Poll: Parent Support for Online Learning Surges

Student Thilo makes home-office for his computer science job in his room of a flat-sharing in Dortmund, western Germany, on March 27, 2020, amidst the pandemic of the new coronavirus COVID-19. - There's group yoga in the morning, homemade pizza in the evening and always someone to borrow toilet paper …
INA FASSBENDER/AFP via Getty Images

A poll at quarterly pro-education reform journal Education Next revealed an overwhelming majority of parents support some online classes for their high school-age children.

According to the survey, published in the journal’s Summer 2020 issue, 73 percent – a 17-percentage point increase since 2009 – of parents said they are willing to have their high school-age children take some classes online.

“The growth in approval for online schooling for secondary school students is even more dramatic among the public as a whole, for whom the share willing to have a child take such courses rose to 71% from 54% during the past 10 years,” Education Next stated.

The poll results are published as teachers in school districts across the United States are staging “sickouts,” striking, and resigning from their posts amid the recommendations of many experts, including the Centers for Disease Control and Prevention (CDC), that children should return to schools that have health and safety precautions in place.

According to the poll, parents also said they support their high school student taking 11 of 24 courses online, a 22 percent increase since 2017, when parents said 9 online courses would be acceptable.

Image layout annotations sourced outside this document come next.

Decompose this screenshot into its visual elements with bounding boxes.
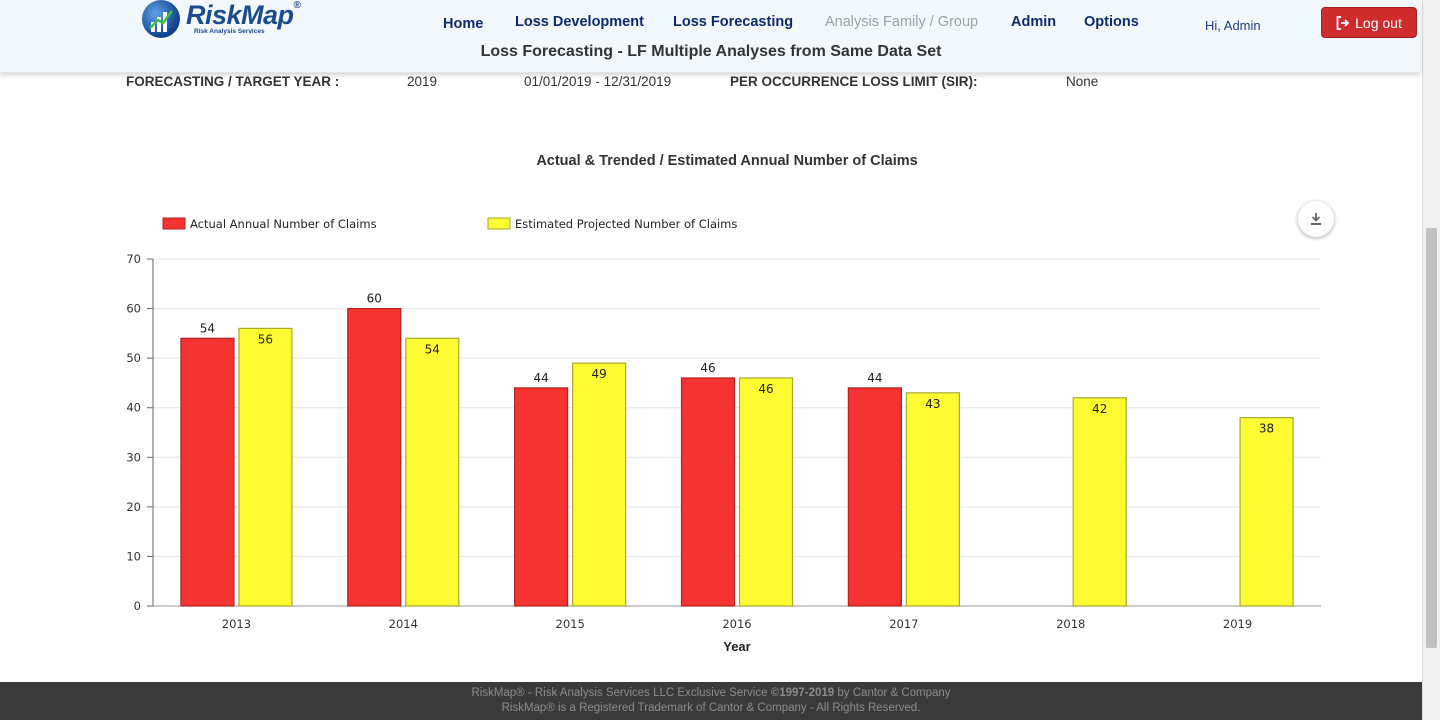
footer-line-2: RiskMap® is a Registered Trademark of Ca… xyxy=(501,702,921,714)
data-label: 44 xyxy=(534,371,549,385)
nav-admin[interactable]: Admin xyxy=(1011,14,1057,30)
bar-estimated xyxy=(905,392,960,607)
nav-options[interactable]: Options xyxy=(1084,14,1139,30)
riskmap-logo[interactable]: RiskMap® Risk Analysis Services xyxy=(140,0,315,42)
bar-estimated xyxy=(1239,417,1294,607)
data-label: 49 xyxy=(592,367,607,381)
user-greeting: Hi, Admin xyxy=(1205,18,1261,33)
bar-actual xyxy=(514,387,569,607)
legend-label: Actual Annual Number of Claims xyxy=(190,217,377,231)
logout-label: Log out xyxy=(1355,14,1402,31)
bar-estimated xyxy=(572,362,627,607)
footer-line-1: RiskMap® - Risk Analysis Services LLC Ex… xyxy=(471,687,951,699)
bar-estimated xyxy=(405,337,460,607)
data-label: 60 xyxy=(367,292,382,306)
data-label: 56 xyxy=(258,332,273,346)
scrollbar-thumb[interactable] xyxy=(1426,228,1437,648)
x-tick-label: 2015 xyxy=(556,617,585,631)
y-tick-label: 20 xyxy=(126,500,141,514)
data-label: 46 xyxy=(700,361,715,375)
target-year-value: 2019 xyxy=(407,74,438,89)
y-tick-label: 10 xyxy=(126,549,141,563)
chart-download-button[interactable] xyxy=(1298,201,1334,237)
y-tick-label: 70 xyxy=(126,252,141,266)
y-tick-label: 30 xyxy=(126,450,141,464)
bar-estimated xyxy=(1072,397,1127,607)
x-tick-label: 2018 xyxy=(1056,617,1085,631)
footer: RiskMap® - Risk Analysis Services LLC Ex… xyxy=(0,682,1422,720)
data-label: 54 xyxy=(200,321,215,335)
bar-actual xyxy=(180,337,235,607)
data-label: 43 xyxy=(925,397,940,411)
nav-loss-development[interactable]: Loss Development xyxy=(515,14,644,30)
x-tick-label: 2017 xyxy=(889,617,918,631)
y-tick-label: 40 xyxy=(126,401,141,415)
data-label: 42 xyxy=(1092,402,1107,416)
data-label: 38 xyxy=(1259,422,1274,436)
logo-subtitle: Risk Analysis Services xyxy=(194,28,265,35)
target-year-label: FORECASTING / TARGET YEAR : xyxy=(126,74,340,89)
nav-analysis-family[interactable]: Analysis Family / Group xyxy=(825,14,979,30)
nav-loss-forecasting[interactable]: Loss Forecasting xyxy=(673,14,794,30)
bar-estimated xyxy=(738,377,794,607)
bar-actual xyxy=(347,307,402,607)
y-tick-label: 50 xyxy=(126,351,141,365)
download-icon xyxy=(1311,213,1321,225)
data-label: 46 xyxy=(758,382,773,396)
sign-out-icon xyxy=(1336,15,1350,30)
logout-button[interactable]: Log out xyxy=(1321,7,1417,38)
loss-limit-label: PER OCCURRENCE LOSS LIMIT (SIR): xyxy=(730,74,978,89)
page-title: Loss Forecasting - LF Multiple Analyses … xyxy=(480,43,942,60)
bar-actual xyxy=(847,387,902,607)
x-tick-label: 2016 xyxy=(722,617,751,631)
loss-limit-value: None xyxy=(1066,74,1099,89)
nav-home[interactable]: Home xyxy=(443,16,484,32)
legend-swatch xyxy=(162,217,186,230)
bar-chart-icon xyxy=(149,10,173,32)
legend-label: Estimated Projected Number of Claims xyxy=(515,217,737,231)
x-axis-title: Year xyxy=(723,639,750,654)
bar-estimated xyxy=(238,327,293,607)
bar-actual xyxy=(680,377,736,607)
x-tick-label: 2019 xyxy=(1223,617,1252,631)
logo-wordmark: RiskMap® xyxy=(186,0,301,30)
x-tick-label: 2013 xyxy=(222,617,251,631)
data-label: 44 xyxy=(867,371,882,385)
legend-swatch xyxy=(487,217,511,230)
x-tick-label: 2014 xyxy=(389,617,418,631)
header-bar: RiskMap® Risk Analysis Services Home Los… xyxy=(0,0,1420,73)
data-label: 54 xyxy=(425,342,440,356)
chart-title: Actual & Trended / Estimated Annual Numb… xyxy=(536,153,918,169)
y-tick-label: 60 xyxy=(126,302,141,316)
claims-bar-chart: 0 10 20 30 40 50 60 70 2013 54 56 2014 60 54 2015 44 49 2… xyxy=(126,217,1321,654)
date-range-value: 01/01/2019 - 12/31/2019 xyxy=(524,74,672,89)
y-tick-label: 0 xyxy=(134,599,141,613)
vertical-scrollbar[interactable] xyxy=(1422,0,1440,720)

Additionally, those parents whose children encountered a satisfactory remote learning experience during the coronavirus pandemic expressed greater willingness to have their high schooler take online classes. Among those parents most satisfied with online learning during the school shutdowns, 85 percent said they would be willing to have their children continue with some online classes, while 58 percent who were least satisfied said they would do the same.

Last week, Education Next also reported that, to date, 35 of the nation’s 50 largest public school districts, or 70 percent, have chosen a totally remote learning model that drops in-school instruction for their students.

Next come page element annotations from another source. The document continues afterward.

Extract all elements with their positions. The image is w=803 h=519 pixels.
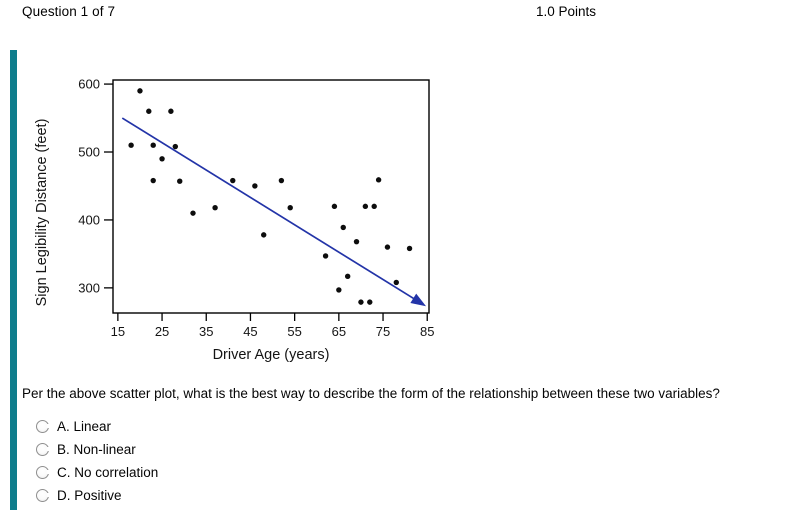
y-tick-label: 400 <box>78 212 100 227</box>
data-point <box>146 108 152 114</box>
data-point <box>287 205 293 211</box>
y-tick-label: 600 <box>78 77 100 92</box>
data-point <box>406 245 413 252</box>
data-point <box>137 88 143 94</box>
x-tick-label: 35 <box>199 324 213 339</box>
x-tick-label: 65 <box>332 324 346 339</box>
option-label-d[interactable]: D. Positive <box>57 488 122 503</box>
data-point <box>190 210 196 216</box>
data-point <box>252 183 258 189</box>
x-tick-label: 25 <box>155 324 169 339</box>
data-point <box>340 224 346 231</box>
trend-line-arrowhead <box>410 293 427 307</box>
option-row-a[interactable]: A. Linear <box>36 415 436 438</box>
trend-line <box>121 117 419 303</box>
data-point <box>168 108 174 114</box>
data-point <box>331 203 338 210</box>
option-row-d[interactable]: D. Positive <box>36 484 436 507</box>
data-point <box>322 253 329 259</box>
radio-option-b[interactable] <box>36 443 50 456</box>
data-point <box>367 299 373 305</box>
option-label-c[interactable]: C. No correlation <box>57 465 159 480</box>
question-accent-bar <box>10 50 17 510</box>
data-point <box>159 156 165 162</box>
data-point <box>336 287 342 293</box>
data-point <box>261 232 267 238</box>
points-value: 1.0 Points <box>536 4 597 19</box>
x-tick-label: 45 <box>243 324 257 339</box>
radio-option-c[interactable] <box>36 466 50 479</box>
data-point <box>177 178 183 184</box>
y-axis-label: Sign Legibility Distance (feet) <box>34 119 50 307</box>
option-label-a[interactable]: A. Linear <box>57 419 112 434</box>
answer-options: A. Linear B. Non-linear C. No correlatio… <box>36 415 436 507</box>
data-point <box>358 299 364 305</box>
option-label-b[interactable]: B. Non-linear <box>57 442 136 457</box>
data-point <box>150 142 156 148</box>
plot-frame <box>112 79 430 314</box>
data-point <box>128 142 134 148</box>
data-point <box>362 203 369 210</box>
x-tick-label: 15 <box>111 324 125 339</box>
data-point <box>230 177 236 184</box>
radio-option-a[interactable] <box>36 420 50 433</box>
question-counter: Question 1 of 7 <box>22 4 116 19</box>
option-row-c[interactable]: C. No correlation <box>36 461 436 484</box>
data-point <box>278 177 285 184</box>
data-point <box>344 273 351 280</box>
data-point <box>172 143 179 150</box>
data-point <box>150 177 156 184</box>
data-point <box>384 244 391 250</box>
data-point <box>375 177 382 183</box>
data-point <box>393 279 399 286</box>
x-tick-label: 85 <box>420 324 434 339</box>
radio-option-d[interactable] <box>36 489 50 502</box>
question-text: Per the above scatter plot, what is the … <box>22 386 720 401</box>
x-tick-label: 55 <box>287 324 301 339</box>
data-point <box>353 238 360 245</box>
data-point <box>212 205 218 211</box>
y-tick-label: 300 <box>78 280 100 295</box>
x-axis-label: Driver Age (years) <box>213 347 330 363</box>
data-point <box>371 203 377 210</box>
scatter-plot: 600 500 400 300 15 25 35 45 55 65 75 85 Driver Age (… <box>34 77 434 363</box>
y-tick-label: 500 <box>78 145 100 160</box>
scatter-plot-figure: 600 500 400 300 15 25 35 45 55 65 75 85 Driver Age (… <box>30 55 490 365</box>
x-tick-label: 75 <box>376 324 390 339</box>
option-row-b[interactable]: B. Non-linear <box>36 438 436 461</box>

Christopher Cleveland reviewed the plans of districts that “educate more than five million children,” and wrote district leaders concluded “in-person instruction is either medically or politically too risky or logistically too difficult to execute in the face of the COVID-19 pandemic.”

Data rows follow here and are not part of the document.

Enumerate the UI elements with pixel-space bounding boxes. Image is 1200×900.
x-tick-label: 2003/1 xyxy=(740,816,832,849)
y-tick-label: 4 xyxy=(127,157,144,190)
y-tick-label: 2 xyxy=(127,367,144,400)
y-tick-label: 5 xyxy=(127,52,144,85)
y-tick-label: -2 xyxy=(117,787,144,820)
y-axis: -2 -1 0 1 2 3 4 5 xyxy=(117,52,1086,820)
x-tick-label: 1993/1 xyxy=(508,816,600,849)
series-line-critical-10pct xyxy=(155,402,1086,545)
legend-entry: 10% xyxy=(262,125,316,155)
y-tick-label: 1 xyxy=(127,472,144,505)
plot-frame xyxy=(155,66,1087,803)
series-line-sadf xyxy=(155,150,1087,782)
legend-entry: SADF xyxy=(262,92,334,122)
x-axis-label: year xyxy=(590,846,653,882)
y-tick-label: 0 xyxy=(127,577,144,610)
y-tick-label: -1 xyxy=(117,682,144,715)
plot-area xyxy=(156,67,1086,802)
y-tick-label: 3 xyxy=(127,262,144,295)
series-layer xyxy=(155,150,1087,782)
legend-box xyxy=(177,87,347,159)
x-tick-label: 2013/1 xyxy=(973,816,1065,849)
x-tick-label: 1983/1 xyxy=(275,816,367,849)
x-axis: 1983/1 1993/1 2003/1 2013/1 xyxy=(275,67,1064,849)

The latest survey of parents was conducted from May 14 to May 20, 2020, by the polling firm Ipsos Public Affairs via its KnowledgePanel®. In its KnowledgePanel®, Ipsos Public Affairs maintains a nationally representative panel of adults (obtained via address-based sampling techniques) who agree to participate in a limited number of online surveys.

The margin of error for binary responses given by respondents in the main sample in the survey is approximately 1.5 percentage points for questions on which opinion is evenly split.